French Literature was great but I was a very modest Language student, to the extent the BO'K, who you will know Salts, wrote "A direct route to instant failure. E- " on one of my efforts. I did pass but an A was a distant dream, very distant. But I loved old BO'K's comment. I like him better now he's dead.

Embarking on A-level we were told John Keats was our modern poet. Snoots would have legged it at that point.

Doing A-level there were two very separate elements. One was learning to jump through fairly pointless hoops. The other was obtaining any joy. The best part was EM Forster's Howards End. I've loved it ever since and Vanessa Redgrave was as good as Antony Hopkins was ordinary in the film.
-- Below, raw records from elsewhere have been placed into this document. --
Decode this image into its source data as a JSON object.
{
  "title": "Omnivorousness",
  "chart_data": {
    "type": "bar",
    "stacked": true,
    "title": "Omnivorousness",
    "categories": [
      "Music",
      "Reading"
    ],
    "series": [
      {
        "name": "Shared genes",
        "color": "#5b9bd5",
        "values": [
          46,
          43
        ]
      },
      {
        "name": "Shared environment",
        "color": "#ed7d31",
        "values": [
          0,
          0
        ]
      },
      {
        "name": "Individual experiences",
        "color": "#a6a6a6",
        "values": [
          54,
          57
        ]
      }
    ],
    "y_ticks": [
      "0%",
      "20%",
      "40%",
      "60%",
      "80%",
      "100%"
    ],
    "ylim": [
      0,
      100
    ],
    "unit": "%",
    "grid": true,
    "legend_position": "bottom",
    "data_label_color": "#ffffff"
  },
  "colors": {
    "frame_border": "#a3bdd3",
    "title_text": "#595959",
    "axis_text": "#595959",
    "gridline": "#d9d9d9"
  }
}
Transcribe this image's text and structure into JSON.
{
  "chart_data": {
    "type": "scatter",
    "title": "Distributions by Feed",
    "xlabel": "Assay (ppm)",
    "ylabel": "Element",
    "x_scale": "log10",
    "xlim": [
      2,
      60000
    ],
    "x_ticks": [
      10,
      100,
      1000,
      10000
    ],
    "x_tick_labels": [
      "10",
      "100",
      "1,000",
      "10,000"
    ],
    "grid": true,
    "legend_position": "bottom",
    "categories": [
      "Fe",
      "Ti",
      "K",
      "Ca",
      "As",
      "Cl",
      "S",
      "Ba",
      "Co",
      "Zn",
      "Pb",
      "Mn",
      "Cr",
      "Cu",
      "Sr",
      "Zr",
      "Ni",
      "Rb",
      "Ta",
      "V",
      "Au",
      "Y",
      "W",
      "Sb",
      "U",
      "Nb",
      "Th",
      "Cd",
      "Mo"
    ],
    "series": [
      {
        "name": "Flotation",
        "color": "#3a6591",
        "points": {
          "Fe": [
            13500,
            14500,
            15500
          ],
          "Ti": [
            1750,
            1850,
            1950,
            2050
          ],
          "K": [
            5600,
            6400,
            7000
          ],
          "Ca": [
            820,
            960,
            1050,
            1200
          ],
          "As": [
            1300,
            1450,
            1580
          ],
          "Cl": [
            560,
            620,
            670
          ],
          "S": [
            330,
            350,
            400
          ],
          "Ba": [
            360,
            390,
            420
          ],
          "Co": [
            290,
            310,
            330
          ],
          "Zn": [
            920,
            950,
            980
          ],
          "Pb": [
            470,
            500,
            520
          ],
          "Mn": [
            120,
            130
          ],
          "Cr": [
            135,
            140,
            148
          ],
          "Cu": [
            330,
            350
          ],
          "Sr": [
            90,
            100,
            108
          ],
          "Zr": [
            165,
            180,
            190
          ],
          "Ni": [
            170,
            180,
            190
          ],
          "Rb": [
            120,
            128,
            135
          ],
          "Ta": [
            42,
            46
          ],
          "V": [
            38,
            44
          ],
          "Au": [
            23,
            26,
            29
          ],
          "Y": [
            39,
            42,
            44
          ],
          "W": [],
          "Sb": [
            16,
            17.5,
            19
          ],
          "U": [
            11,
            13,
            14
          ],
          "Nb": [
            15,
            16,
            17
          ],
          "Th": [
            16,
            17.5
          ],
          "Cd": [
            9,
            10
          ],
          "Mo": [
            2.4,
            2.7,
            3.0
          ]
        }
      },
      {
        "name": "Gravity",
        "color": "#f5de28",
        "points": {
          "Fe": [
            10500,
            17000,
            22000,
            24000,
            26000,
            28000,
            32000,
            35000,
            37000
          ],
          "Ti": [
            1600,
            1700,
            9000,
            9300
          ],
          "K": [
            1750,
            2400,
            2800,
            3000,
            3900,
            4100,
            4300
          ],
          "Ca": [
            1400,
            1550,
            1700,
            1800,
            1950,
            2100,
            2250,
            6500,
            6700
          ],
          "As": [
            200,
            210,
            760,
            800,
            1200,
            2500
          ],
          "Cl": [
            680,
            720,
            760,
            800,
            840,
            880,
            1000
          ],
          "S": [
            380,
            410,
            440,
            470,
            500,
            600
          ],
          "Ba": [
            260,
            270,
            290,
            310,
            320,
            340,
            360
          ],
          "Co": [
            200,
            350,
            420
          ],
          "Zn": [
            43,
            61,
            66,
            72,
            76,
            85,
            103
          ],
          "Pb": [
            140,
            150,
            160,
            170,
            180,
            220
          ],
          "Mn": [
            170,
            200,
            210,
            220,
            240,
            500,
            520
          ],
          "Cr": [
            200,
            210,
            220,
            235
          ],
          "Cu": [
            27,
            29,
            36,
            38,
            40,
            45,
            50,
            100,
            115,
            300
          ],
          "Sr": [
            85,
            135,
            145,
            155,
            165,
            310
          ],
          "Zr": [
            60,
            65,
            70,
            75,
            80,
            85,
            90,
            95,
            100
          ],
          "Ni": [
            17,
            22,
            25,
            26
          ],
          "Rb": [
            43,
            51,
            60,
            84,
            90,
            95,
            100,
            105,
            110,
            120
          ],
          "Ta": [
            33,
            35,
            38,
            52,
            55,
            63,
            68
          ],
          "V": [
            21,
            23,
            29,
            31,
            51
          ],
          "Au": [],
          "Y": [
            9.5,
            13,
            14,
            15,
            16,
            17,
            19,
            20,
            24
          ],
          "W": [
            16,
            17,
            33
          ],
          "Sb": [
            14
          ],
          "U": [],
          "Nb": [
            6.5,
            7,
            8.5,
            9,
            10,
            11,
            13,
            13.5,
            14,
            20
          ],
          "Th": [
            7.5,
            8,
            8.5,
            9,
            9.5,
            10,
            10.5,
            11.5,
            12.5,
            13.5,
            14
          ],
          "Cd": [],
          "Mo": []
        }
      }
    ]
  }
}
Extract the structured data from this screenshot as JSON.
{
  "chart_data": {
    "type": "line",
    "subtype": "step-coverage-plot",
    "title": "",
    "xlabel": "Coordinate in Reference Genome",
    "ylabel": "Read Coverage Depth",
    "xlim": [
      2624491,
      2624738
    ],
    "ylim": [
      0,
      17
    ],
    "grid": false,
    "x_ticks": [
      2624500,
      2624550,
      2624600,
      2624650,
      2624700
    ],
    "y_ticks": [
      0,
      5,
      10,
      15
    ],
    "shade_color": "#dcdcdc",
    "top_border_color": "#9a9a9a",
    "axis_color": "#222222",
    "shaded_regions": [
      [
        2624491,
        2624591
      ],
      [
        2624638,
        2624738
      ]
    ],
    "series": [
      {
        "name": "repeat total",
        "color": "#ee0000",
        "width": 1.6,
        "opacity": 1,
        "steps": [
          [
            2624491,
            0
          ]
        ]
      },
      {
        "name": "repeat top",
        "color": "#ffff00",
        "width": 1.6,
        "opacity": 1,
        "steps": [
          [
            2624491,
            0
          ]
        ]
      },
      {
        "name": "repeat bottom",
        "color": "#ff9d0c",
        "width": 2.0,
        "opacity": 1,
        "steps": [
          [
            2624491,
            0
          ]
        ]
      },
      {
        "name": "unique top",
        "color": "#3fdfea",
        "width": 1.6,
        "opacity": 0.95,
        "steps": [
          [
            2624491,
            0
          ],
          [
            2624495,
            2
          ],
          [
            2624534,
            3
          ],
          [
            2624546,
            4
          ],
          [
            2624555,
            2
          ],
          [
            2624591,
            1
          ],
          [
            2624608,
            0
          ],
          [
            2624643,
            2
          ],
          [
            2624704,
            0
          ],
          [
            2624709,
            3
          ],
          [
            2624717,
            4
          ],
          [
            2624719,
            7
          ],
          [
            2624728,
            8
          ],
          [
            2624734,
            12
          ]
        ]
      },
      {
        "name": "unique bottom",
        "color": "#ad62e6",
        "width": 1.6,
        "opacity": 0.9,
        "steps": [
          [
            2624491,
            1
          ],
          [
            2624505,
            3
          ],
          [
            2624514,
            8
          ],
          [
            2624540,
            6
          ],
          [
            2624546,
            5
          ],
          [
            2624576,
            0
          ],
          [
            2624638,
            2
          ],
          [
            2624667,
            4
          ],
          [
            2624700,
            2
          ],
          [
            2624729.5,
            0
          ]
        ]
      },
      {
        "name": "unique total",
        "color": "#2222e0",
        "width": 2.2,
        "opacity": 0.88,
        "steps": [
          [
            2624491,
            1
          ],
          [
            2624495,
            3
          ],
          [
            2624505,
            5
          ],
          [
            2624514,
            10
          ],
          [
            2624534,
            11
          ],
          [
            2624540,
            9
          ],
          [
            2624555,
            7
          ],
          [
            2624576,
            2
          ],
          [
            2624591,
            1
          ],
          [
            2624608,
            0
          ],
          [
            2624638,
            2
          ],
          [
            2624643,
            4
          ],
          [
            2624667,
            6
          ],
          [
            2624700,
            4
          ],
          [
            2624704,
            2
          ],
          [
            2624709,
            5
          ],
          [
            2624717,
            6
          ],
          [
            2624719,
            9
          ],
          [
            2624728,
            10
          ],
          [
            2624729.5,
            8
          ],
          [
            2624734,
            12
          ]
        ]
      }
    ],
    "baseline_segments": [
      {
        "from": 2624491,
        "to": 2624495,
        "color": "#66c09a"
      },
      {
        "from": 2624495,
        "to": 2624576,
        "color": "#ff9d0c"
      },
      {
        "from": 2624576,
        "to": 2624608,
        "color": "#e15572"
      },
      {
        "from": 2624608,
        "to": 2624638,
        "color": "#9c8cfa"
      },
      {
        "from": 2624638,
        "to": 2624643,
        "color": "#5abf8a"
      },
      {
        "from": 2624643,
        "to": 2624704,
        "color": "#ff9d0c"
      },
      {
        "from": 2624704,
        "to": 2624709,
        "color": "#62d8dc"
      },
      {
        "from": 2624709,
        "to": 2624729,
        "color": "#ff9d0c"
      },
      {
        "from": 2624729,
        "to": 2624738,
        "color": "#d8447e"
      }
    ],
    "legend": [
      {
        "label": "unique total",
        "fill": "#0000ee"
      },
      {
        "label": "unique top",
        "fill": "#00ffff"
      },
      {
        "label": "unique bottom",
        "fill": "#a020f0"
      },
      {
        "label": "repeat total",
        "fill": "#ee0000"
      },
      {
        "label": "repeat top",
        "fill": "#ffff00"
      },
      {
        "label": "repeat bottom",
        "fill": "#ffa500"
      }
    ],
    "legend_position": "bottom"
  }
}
Shakespeare, now why can't teachers present interesting, controversial and readable crits? Why can't they show exciting re-workings? Why aren't their students up on their feet, declaiming and even laughing at their own mistakes, instead of being left to feel disabled by and ashamed of their own efforts?

Oxfam bookshops divide their stock between literature and fiction. Stephen King is fiction, so are David Mitchell and Kurt Vonnegut: Trollope, Hardy and Henry James are literature. FCku that! Stephen King is literature as much as anyone else. Literature is elitism polluting and claiming a joy that should be available to every man.

When I was 5 or 6 I was reading the Racing pages in the paper because my dad loved horse racing. A man he worked with saw me and asked my dad if it didn't worry him. It was the only time I remember dad bragging about me. He said, "My lad can read every word, he can tell you about all the horses, he reads the tipster's column. Do you know any lads his age could do that? He's reading and enjoying it, I don't care what it is!" He'd have been a wonderful teacher my dad, he seemed to know everything but he'd left school at 13! And now I can't tip a winner to save my life!

I just finished, for the second time, a novel by an American writer called Sandra Newman, The Country of Ice Cream Star. It is wonderfully poetic. It is difficult, but if I wanted to set the creative juices running of a class of mostly black students, I'd teach them that.